KAILUA-KONA — Three years in, organizers behind the Elvis Sheppard Blood Drive, which is already the largest blood drive in Hawaii County, are aiming higher.
They want it to the biggest in the state.
“The truth is that blood cannot be made outside of the human body, so you’re an actual real-life superhero,” said Jen Davis, co-founder of the EAS Abide Initiative. “Your one blood donation can turn into the opportunity to save three different lives.”
With her co-founder Anne Broderson, they’ve set a goal of getting 200 donors to come out for event number three, which is slated for July 3 at the Sheraton Kona Resort and Spa at Keauhou Bay. Over the past two years, Broderson said, the initiative’s blood drives have raised more than $25,000 to support trauma services and brought out at least 321 donors.
“And then if you figure every one of those people can save three lives with their donation, then we’re at well over a thousand people that we’ve saved in Hawaii,” said Broderson, a nurse practitioner at Alii Health.

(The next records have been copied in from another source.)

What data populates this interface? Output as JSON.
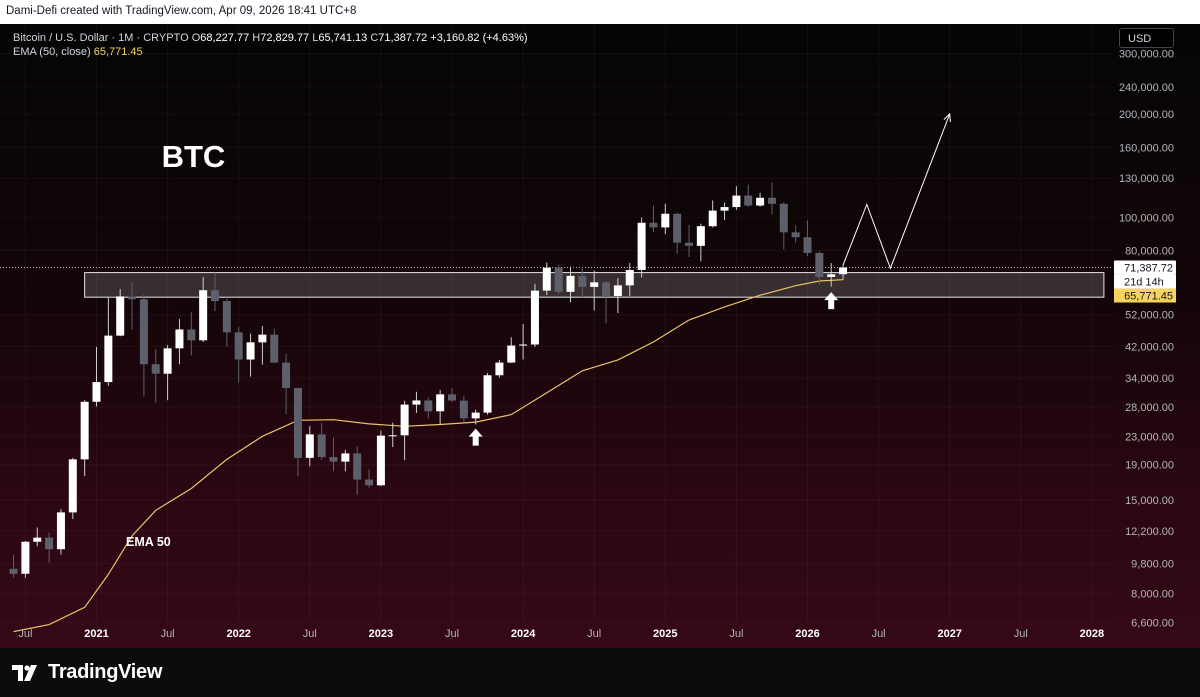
{
  "header": {
    "attribution": "Dami-Defi created with TradingView.com, Apr 09, 2026 18:41 UTC+8"
  },
  "legend": {
    "symbol": "Bitcoin / U.S. Dollar · 1M · CRYPTO",
    "o_label": "O",
    "o_value": "68,227.77",
    "h_label": "H",
    "h_value": "72,829.77",
    "l_label": "L",
    "l_value": "65,741.13",
    "c_label": "C",
    "c_value": "71,387.72",
    "change": "+3,160.82 (+4.63%)",
    "ema_label": "EMA (50, close)",
    "ema_value": "65,771.45"
  },
  "currency_button": "USD",
  "footer": {
    "brand": "TradingView"
  },
  "colors": {
    "candle_up": "#ffffff",
    "candle_down": "#5d606b",
    "ema": "#e9c46a",
    "price_label_bg": "#ffffff",
    "ema_label_bg": "#f5d35e"
  },
  "chart_data": {
    "type": "candlestick",
    "title": "BTC",
    "interval": "1M",
    "y_scale": "log",
    "ylim": [
      5800,
      330000
    ],
    "y_ticks": [
      {
        "value": 300000,
        "label": "300,000.00"
      },
      {
        "value": 240000,
        "label": "240,000.00"
      },
      {
        "value": 200000,
        "label": "200,000.00"
      },
      {
        "value": 160000,
        "label": "160,000.00"
      },
      {
        "value": 130000,
        "label": "130,000.00"
      },
      {
        "value": 100000,
        "label": "100,000.00"
      },
      {
        "value": 80000,
        "label": "80,000.00"
      },
      {
        "value": 52000,
        "label": "52,000.00"
      },
      {
        "value": 42000,
        "label": "42,000.00"
      },
      {
        "value": 34000,
        "label": "34,000.00"
      },
      {
        "value": 28000,
        "label": "28,000.00"
      },
      {
        "value": 23000,
        "label": "23,000.00"
      },
      {
        "value": 19000,
        "label": "19,000.00"
      },
      {
        "value": 15000,
        "label": "15,000.00"
      },
      {
        "value": 12200,
        "label": "12,200.00"
      },
      {
        "value": 9800,
        "label": "9,800.00"
      },
      {
        "value": 8000,
        "label": "8,000.00"
      },
      {
        "value": 6600,
        "label": "6,600.00"
      }
    ],
    "x_ticks": [
      {
        "date": "2020-07",
        "label": "Jul",
        "bold": false
      },
      {
        "date": "2021-01",
        "label": "2021",
        "bold": true
      },
      {
        "date": "2021-07",
        "label": "Jul",
        "bold": false
      },
      {
        "date": "2022-01",
        "label": "2022",
        "bold": true
      },
      {
        "date": "2022-07",
        "label": "Jul",
        "bold": false
      },
      {
        "date": "2023-01",
        "label": "2023",
        "bold": true
      },
      {
        "date": "2023-07",
        "label": "Jul",
        "bold": false
      },
      {
        "date": "2024-01",
        "label": "2024",
        "bold": true
      },
      {
        "date": "2024-07",
        "label": "Jul",
        "bold": false
      },
      {
        "date": "2025-01",
        "label": "2025",
        "bold": true
      },
      {
        "date": "2025-07",
        "label": "Jul",
        "bold": false
      },
      {
        "date": "2026-01",
        "label": "2026",
        "bold": true
      },
      {
        "date": "2026-07",
        "label": "Jul",
        "bold": false
      },
      {
        "date": "2027-01",
        "label": "2027",
        "bold": true
      },
      {
        "date": "2027-07",
        "label": "Jul",
        "bold": false
      },
      {
        "date": "2028-01",
        "label": "2028",
        "bold": true
      }
    ],
    "candles": [
      {
        "d": "2020-06",
        "o": 9450,
        "h": 10400,
        "l": 8900,
        "c": 9140
      },
      {
        "d": "2020-07",
        "o": 9140,
        "h": 11400,
        "l": 8900,
        "c": 11330
      },
      {
        "d": "2020-08",
        "o": 11330,
        "h": 12470,
        "l": 11000,
        "c": 11650
      },
      {
        "d": "2020-09",
        "o": 11650,
        "h": 12050,
        "l": 9850,
        "c": 10780
      },
      {
        "d": "2020-10",
        "o": 10780,
        "h": 14100,
        "l": 10400,
        "c": 13800
      },
      {
        "d": "2020-11",
        "o": 13800,
        "h": 19900,
        "l": 13200,
        "c": 19700
      },
      {
        "d": "2020-12",
        "o": 19700,
        "h": 29300,
        "l": 17600,
        "c": 28990
      },
      {
        "d": "2021-01",
        "o": 28990,
        "h": 41900,
        "l": 28100,
        "c": 33100
      },
      {
        "d": "2021-02",
        "o": 33100,
        "h": 58300,
        "l": 32300,
        "c": 45200
      },
      {
        "d": "2021-03",
        "o": 45200,
        "h": 61800,
        "l": 45000,
        "c": 58800
      },
      {
        "d": "2021-04",
        "o": 58800,
        "h": 64800,
        "l": 47000,
        "c": 57700
      },
      {
        "d": "2021-05",
        "o": 57700,
        "h": 59500,
        "l": 30000,
        "c": 37300
      },
      {
        "d": "2021-06",
        "o": 37300,
        "h": 41300,
        "l": 28800,
        "c": 35000
      },
      {
        "d": "2021-07",
        "o": 35000,
        "h": 42400,
        "l": 29300,
        "c": 41500
      },
      {
        "d": "2021-08",
        "o": 41500,
        "h": 50500,
        "l": 37300,
        "c": 47100
      },
      {
        "d": "2021-09",
        "o": 47100,
        "h": 52900,
        "l": 39600,
        "c": 43800
      },
      {
        "d": "2021-10",
        "o": 43800,
        "h": 67000,
        "l": 43300,
        "c": 61300
      },
      {
        "d": "2021-11",
        "o": 61300,
        "h": 69000,
        "l": 53300,
        "c": 57000
      },
      {
        "d": "2021-12",
        "o": 57000,
        "h": 59100,
        "l": 42000,
        "c": 46200
      },
      {
        "d": "2022-01",
        "o": 46200,
        "h": 47900,
        "l": 33000,
        "c": 38500
      },
      {
        "d": "2022-02",
        "o": 38500,
        "h": 45800,
        "l": 34300,
        "c": 43200
      },
      {
        "d": "2022-03",
        "o": 43200,
        "h": 48200,
        "l": 37200,
        "c": 45500
      },
      {
        "d": "2022-04",
        "o": 45500,
        "h": 47400,
        "l": 37700,
        "c": 37700
      },
      {
        "d": "2022-05",
        "o": 37700,
        "h": 40000,
        "l": 26700,
        "c": 31800
      },
      {
        "d": "2022-06",
        "o": 31800,
        "h": 31900,
        "l": 17600,
        "c": 19900
      },
      {
        "d": "2022-07",
        "o": 19900,
        "h": 24600,
        "l": 18800,
        "c": 23300
      },
      {
        "d": "2022-08",
        "o": 23300,
        "h": 25200,
        "l": 19600,
        "c": 20000
      },
      {
        "d": "2022-09",
        "o": 20000,
        "h": 22800,
        "l": 18200,
        "c": 19400
      },
      {
        "d": "2022-10",
        "o": 19400,
        "h": 21000,
        "l": 18200,
        "c": 20500
      },
      {
        "d": "2022-11",
        "o": 20500,
        "h": 21500,
        "l": 15500,
        "c": 17200
      },
      {
        "d": "2022-12",
        "o": 17200,
        "h": 18400,
        "l": 16300,
        "c": 16550
      },
      {
        "d": "2023-01",
        "o": 16550,
        "h": 23900,
        "l": 16500,
        "c": 23100
      },
      {
        "d": "2023-02",
        "o": 23100,
        "h": 25200,
        "l": 21400,
        "c": 23150
      },
      {
        "d": "2023-03",
        "o": 23150,
        "h": 29200,
        "l": 19600,
        "c": 28450
      },
      {
        "d": "2023-04",
        "o": 28450,
        "h": 31000,
        "l": 26900,
        "c": 29250
      },
      {
        "d": "2023-05",
        "o": 29250,
        "h": 29800,
        "l": 25900,
        "c": 27200
      },
      {
        "d": "2023-06",
        "o": 27200,
        "h": 31400,
        "l": 24800,
        "c": 30470
      },
      {
        "d": "2023-07",
        "o": 30470,
        "h": 31800,
        "l": 28900,
        "c": 29230
      },
      {
        "d": "2023-08",
        "o": 29230,
        "h": 30200,
        "l": 25200,
        "c": 25940
      },
      {
        "d": "2023-09",
        "o": 25940,
        "h": 27500,
        "l": 24900,
        "c": 26960
      },
      {
        "d": "2023-10",
        "o": 26960,
        "h": 35200,
        "l": 26600,
        "c": 34640
      },
      {
        "d": "2023-11",
        "o": 34640,
        "h": 38400,
        "l": 34100,
        "c": 37720
      },
      {
        "d": "2023-12",
        "o": 37720,
        "h": 44700,
        "l": 37600,
        "c": 42280
      },
      {
        "d": "2024-01",
        "o": 42280,
        "h": 48900,
        "l": 38500,
        "c": 42580
      },
      {
        "d": "2024-02",
        "o": 42580,
        "h": 64000,
        "l": 41900,
        "c": 61130
      },
      {
        "d": "2024-03",
        "o": 61130,
        "h": 73800,
        "l": 59300,
        "c": 71330
      },
      {
        "d": "2024-04",
        "o": 71330,
        "h": 72800,
        "l": 59600,
        "c": 60640
      },
      {
        "d": "2024-05",
        "o": 60640,
        "h": 71900,
        "l": 56600,
        "c": 67490
      },
      {
        "d": "2024-06",
        "o": 67490,
        "h": 71900,
        "l": 58400,
        "c": 62680
      },
      {
        "d": "2024-07",
        "o": 62680,
        "h": 70000,
        "l": 53500,
        "c": 64620
      },
      {
        "d": "2024-08",
        "o": 64620,
        "h": 65100,
        "l": 49100,
        "c": 58970
      },
      {
        "d": "2024-09",
        "o": 58970,
        "h": 66500,
        "l": 52600,
        "c": 63330
      },
      {
        "d": "2024-10",
        "o": 63330,
        "h": 73600,
        "l": 58900,
        "c": 70220
      },
      {
        "d": "2024-11",
        "o": 70220,
        "h": 99800,
        "l": 66800,
        "c": 96400
      },
      {
        "d": "2024-12",
        "o": 96400,
        "h": 108300,
        "l": 90500,
        "c": 93430
      },
      {
        "d": "2025-01",
        "o": 93430,
        "h": 109600,
        "l": 89200,
        "c": 102400
      },
      {
        "d": "2025-02",
        "o": 102400,
        "h": 102800,
        "l": 78200,
        "c": 84350
      },
      {
        "d": "2025-03",
        "o": 84350,
        "h": 95000,
        "l": 76600,
        "c": 82550
      },
      {
        "d": "2025-04",
        "o": 82550,
        "h": 95800,
        "l": 74400,
        "c": 94200
      },
      {
        "d": "2025-05",
        "o": 94200,
        "h": 112000,
        "l": 93400,
        "c": 104600
      },
      {
        "d": "2025-06",
        "o": 104600,
        "h": 110500,
        "l": 98200,
        "c": 107100
      },
      {
        "d": "2025-07",
        "o": 107100,
        "h": 123200,
        "l": 105100,
        "c": 115700
      },
      {
        "d": "2025-08",
        "o": 115700,
        "h": 124500,
        "l": 107300,
        "c": 108200
      },
      {
        "d": "2025-09",
        "o": 108200,
        "h": 117900,
        "l": 107300,
        "c": 114000
      },
      {
        "d": "2025-10",
        "o": 114000,
        "h": 126200,
        "l": 102000,
        "c": 109500
      },
      {
        "d": "2025-11",
        "o": 109500,
        "h": 110600,
        "l": 80600,
        "c": 90400
      },
      {
        "d": "2025-12",
        "o": 90400,
        "h": 94600,
        "l": 84400,
        "c": 87500
      },
      {
        "d": "2026-01",
        "o": 87500,
        "h": 97900,
        "l": 77000,
        "c": 78700
      },
      {
        "d": "2026-02",
        "o": 78700,
        "h": 79500,
        "l": 63500,
        "c": 67000
      },
      {
        "d": "2026-03",
        "o": 67000,
        "h": 73500,
        "l": 62800,
        "c": 68227
      },
      {
        "d": "2026-04",
        "o": 68227.77,
        "h": 72829.77,
        "l": 65741.13,
        "c": 71387.72
      }
    ],
    "ema_series": {
      "name": "EMA 50",
      "points": [
        {
          "d": "2020-06",
          "v": 6200
        },
        {
          "d": "2020-09",
          "v": 6500
        },
        {
          "d": "2020-12",
          "v": 7300
        },
        {
          "d": "2021-02",
          "v": 9100
        },
        {
          "d": "2021-04",
          "v": 11800
        },
        {
          "d": "2021-06",
          "v": 14000
        },
        {
          "d": "2021-09",
          "v": 16200
        },
        {
          "d": "2021-12",
          "v": 19700
        },
        {
          "d": "2022-03",
          "v": 23000
        },
        {
          "d": "2022-06",
          "v": 25600
        },
        {
          "d": "2022-09",
          "v": 25700
        },
        {
          "d": "2022-12",
          "v": 25000
        },
        {
          "d": "2023-03",
          "v": 24600
        },
        {
          "d": "2023-06",
          "v": 24900
        },
        {
          "d": "2023-09",
          "v": 25300
        },
        {
          "d": "2023-12",
          "v": 26600
        },
        {
          "d": "2024-03",
          "v": 30800
        },
        {
          "d": "2024-06",
          "v": 35700
        },
        {
          "d": "2024-09",
          "v": 38400
        },
        {
          "d": "2024-12",
          "v": 43300
        },
        {
          "d": "2025-03",
          "v": 50200
        },
        {
          "d": "2025-06",
          "v": 54800
        },
        {
          "d": "2025-09",
          "v": 59300
        },
        {
          "d": "2025-12",
          "v": 63200
        },
        {
          "d": "2026-02",
          "v": 65200
        },
        {
          "d": "2026-04",
          "v": 65771.45
        }
      ]
    },
    "support_zone": {
      "from": "2020-12",
      "to": "2028-01",
      "low": 58500,
      "high": 69000
    },
    "current_price": {
      "value": 71387.72,
      "label": "71,387.72",
      "countdown": "21d 14h"
    },
    "ema_price_label": {
      "value": 65771.45,
      "label": "65,771.45"
    },
    "projection": [
      {
        "d": "2026-04",
        "v": 72500
      },
      {
        "d": "2026-06",
        "v": 109000
      },
      {
        "d": "2026-08",
        "v": 71000
      },
      {
        "d": "2027-01",
        "v": 200000
      }
    ],
    "markers": [
      {
        "d": "2023-09",
        "v": 22800,
        "kind": "arrow-up"
      },
      {
        "d": "2026-03",
        "v": 57000,
        "kind": "arrow-up"
      }
    ],
    "annotations": [
      {
        "text": "BTC",
        "d": "2021-07",
        "v": 140000
      },
      {
        "text": "EMA 50",
        "d": "2021-04",
        "v": 11000
      }
    ]
  }
}
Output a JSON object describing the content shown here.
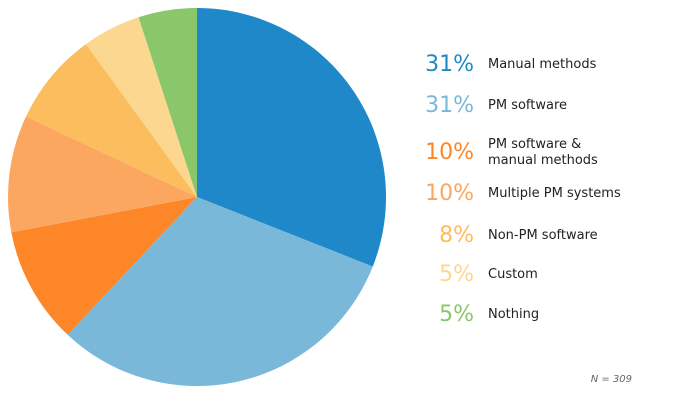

Davis and Broderson started the initiative after the death of Davis’ fiance, Elvis Sheppard, who died after he was hit by a vehicle while riding his motorcycle on Hina Lani Street in April 2017. That July, Broderson, who cared for Sheppard the night of the crash as a nurse at Kona Community Hospital, together with Davis organized the first Elvis Sheppard Blood Drive.
Next month’s blood drive is scheduled from 9 a.m. to 7 p.m. at the Sheraton’s convention center ballroom.
There are 350 appointment slots available and Broderson said they’ve had 189 donors signed up so far.
Appointments are recommended, and can be booked by call 326-7836 or emailing firstname.lastname@example.org.
Donors, according to the Blood Bank of Hawaii, must be at least 16 years old, weigh at least 110 pounds, be in good health and have a photo ID that shows a date of birth. Those who are 16 or 17 also must have a signed Blood Bank of Hawaii parent/guardian consent form.
That form, along with a full table of additional requirements, is available at www.bbh.org by clicking “Who can donate” under the “Become a donor” tab.
Davis said they’re working hard to fill as many of the slots as they can as not everyone who signs up will ultimately be eligible to donate blood.
In the past, the event has brought out many first-time donors.
“Typically our drive has brought in a hundred-plus first-time donors every year,” Broderson said, “which is awesome because then we’re hoping that those people go on to become regular blood donors.”
The event will also feature a “Whole Family Wellness Fair,” including representatives from Island CPR offering CPR education and from Kona Community Hospital promoting the Stop the Bleed campaign, which works to train members of the public on how they can help in a bleeding emergency before medics arrive.
There will also be opportunities for people to donate to fundraising efforts by the Kona Hospital Foundation with the money earmarked for supporting trauma services. Davis said the money raised will be focused on an in-depth bereavement program.
After Sheppard’s death, she said, there wasn’t much education or opportunity for people to help her know what to do after such a tragic event.
“After you lose somebody, you just don’t know what to do with yourself,” she said. “And so having something set up at the hospital with a bereavement program — where to go, what to do, how to do it and the support — immediately following that loss is what we’re trying to focus on.”
For those who aren’t eligible to donate blood, Davis encouraged them to bring family or friends who can donate, emphasizing the importance of making it an event for the whole community.
“So even if at the event you’re not able to donate, bring somebody who might be able to or show up for the educational portion of it,” Davis said.
And for those who have donated to the cause, Davis said, they ultimately “feel really good about it.”
“It’s an hour out of their lives to really save individuals within the community that they probably will know at some point,” she said. “We live in such a small place that it’s not if your ohana will need it, it’s kind of when your ohana will need it. So really ultimately the bottom line is you feel good about yourself and you’re actually saving lives within your own community.”